A multidisciplinary team at the University of Pittsburgh will be leading a national effort to explore the relationship between the bacteria that live in the lungs, gene activation patterns, and disease progression. The project, funded by a three-year, $8.3 million grant from the National Institutes of Health, intends to learn more about the causes and progression of two potentially deadly yet under-studied lung diseases, alpha-1 antitrypsin (A1AT) deficiency and sarcoidosis. Researchers hope that such study will help to identify new treatments for them.
 
“This study is an important step toward implementing personalized medicine approaches in chronic lung disease,” said co-principal investigator Stephen R. Wisniewski, Ph.D., professor, Department of Epidemiology, and associate dean for research, Graduate School of Public Health, University of Pittsburgh.
 
The Genomic Research in A1AT and Sarcoidosis study (GRADS) Genomics and Informatics Center will obtain patient samples from seven clinical centers across the nation and use a combination of sophisticated genome and microbiome profiling techniques with advanced computational methods to identify biomarkers that indicate the current status of the lung diseases and predict their progression and response to the therapy, explained lead-principal investigator Naftali Kaminski, M.D., professor, Division of Pulmonary, Allergy and Critical Care Medicine, Pitt School of Medicine, and director, Dorothy P. and Richard P. Simmons Center for Interstitial Lung Disease.
 
“Integrating genome, microbiome and clinical information has never been done in sarcoidosis or A1AT,” he said. “The insights from this study may dramatically change the understanding and management of both diseases.”
 
Co-principal investigator Michael Becich, M.D., Ph.D., professor and chair, Department of Biomedical Informatics, Pitt School of Medicine, noted that the study team included experts in genomics, pulmonary medicine, epidemiology, medical bioinformatics, computer science, quantitative imaging, computational biology, sequencing, and microbiome and virome research.
 
“This coordinated, multidisciplinary effort will ensure that data are not only obtained, but also analyzed and shared with the scientific community,” he said.
 
In one of two projects, the researchers will use samples collected by GRADS centers to examine the hypothesis that changes in the microbial environment of the lung influence the severity of A1AT deficiency, an inherited disorder in which the body does not make sufficient amounts of the A1AT protein leading to early lung and liver disease.
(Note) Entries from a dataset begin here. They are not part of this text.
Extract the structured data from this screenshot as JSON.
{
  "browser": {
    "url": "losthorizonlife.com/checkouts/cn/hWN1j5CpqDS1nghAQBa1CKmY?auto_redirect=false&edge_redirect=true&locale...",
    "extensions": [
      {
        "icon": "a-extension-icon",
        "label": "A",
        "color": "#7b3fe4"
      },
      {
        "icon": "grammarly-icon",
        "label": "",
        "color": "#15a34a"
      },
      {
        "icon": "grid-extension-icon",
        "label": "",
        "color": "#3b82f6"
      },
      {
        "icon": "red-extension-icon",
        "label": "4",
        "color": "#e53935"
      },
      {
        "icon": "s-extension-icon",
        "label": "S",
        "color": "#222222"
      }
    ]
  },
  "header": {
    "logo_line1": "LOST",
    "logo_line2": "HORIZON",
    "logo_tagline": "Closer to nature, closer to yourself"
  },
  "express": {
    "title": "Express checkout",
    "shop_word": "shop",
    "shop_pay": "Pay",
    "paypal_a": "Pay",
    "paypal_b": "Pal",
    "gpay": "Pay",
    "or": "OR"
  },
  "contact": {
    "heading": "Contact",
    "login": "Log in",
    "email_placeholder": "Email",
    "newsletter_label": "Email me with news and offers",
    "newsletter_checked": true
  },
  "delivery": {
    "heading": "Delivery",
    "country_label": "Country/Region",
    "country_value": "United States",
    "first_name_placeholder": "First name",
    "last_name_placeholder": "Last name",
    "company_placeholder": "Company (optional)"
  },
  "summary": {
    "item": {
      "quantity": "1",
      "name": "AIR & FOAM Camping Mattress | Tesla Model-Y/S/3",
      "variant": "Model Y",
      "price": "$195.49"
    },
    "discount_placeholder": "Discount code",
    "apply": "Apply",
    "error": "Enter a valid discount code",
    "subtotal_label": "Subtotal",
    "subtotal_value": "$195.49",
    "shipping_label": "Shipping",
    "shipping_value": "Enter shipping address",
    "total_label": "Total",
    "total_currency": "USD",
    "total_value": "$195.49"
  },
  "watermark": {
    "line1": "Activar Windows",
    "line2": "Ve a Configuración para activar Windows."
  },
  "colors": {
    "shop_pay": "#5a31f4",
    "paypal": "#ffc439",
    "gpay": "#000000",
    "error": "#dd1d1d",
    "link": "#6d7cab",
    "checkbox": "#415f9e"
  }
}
The researchers also hope to find biomarkers of disease status in the sputum.
 
The second project will explore whether shifts in immune regulation and in the microbiome population can indicate and predict the severity of sarcoidosis, a disorder of uncontrolled inflammation that can affect any organ, but typically starts in the lungs, skin and lymph nodes and is characterized by a highly variable and unpredictable course.